- Born: February 19, 1949 Tokyo, Japan
- Died: August 27, 2020 (aged 71)
- Occupation: Businessperson

= Osamu Masuko =

Japanese business executive (1949–2020)

Osamu Masuko (益子 修, Masuko Osamu) was a Japanese business executive. He was an executive of Mitsubishi Motors, serving as president from 2005 to 2020, CEO from 2005 to 2014 and 2016 to 2019, as well as chairman from 2018 to 2020.

==Biography==
Masuko was born in Tokyo. He joined Mitsubishi Corporation in 1972 after working at Kaijo High School and Waseda University Faculty of Political Science and Economics, Department of Economics. He worked in the automobile field at the company, and was proficient in expanding trade areas such as South Korea and Indonesia. In 2003, he became an executive officer of the company and general manager of Mitsubishi Motors.

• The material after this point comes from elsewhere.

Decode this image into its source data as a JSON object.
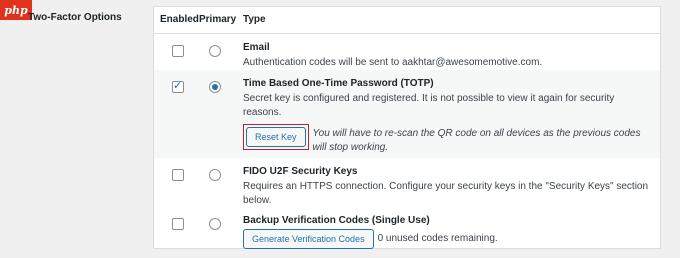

In 2004, Masuko was entrusted with the reconstruction of Mitsubishi Motors, which was in serious financial crisis due to the discovery of a large-scale hidden recall, transferred to the company, and became the managing director (overseas business manager) with the right of representation. In January 2005, he became the president of the company. Masuko became chairman in June 2014 and concurrently served as the newly established CEO. In 2016, the problem of fuel economy fraud in light vehicles was discovered, and on June 24, the same year, when President Tetsuro Aikawa retired, he returned to the presidency and became chairman, president and CEO. In October of the same year, Nissan became the largest shareholder of Mitsubishi Motors, and Carlos Ghosn became chairman. Masuko had announced his resignation, but Ghosn's detention led him to continue as president and CEO. At the general meeting of shareholders in June 2017, Masuko announced that he would only hold the title of CEO. At the June 2019 shareholders' meeting, he retired as CEO and would only be chairman.

On August 7, 2020, he retired as chairman of the board for health reasons and became a special adviser, but died of heart failure on August 27, at 71 years old.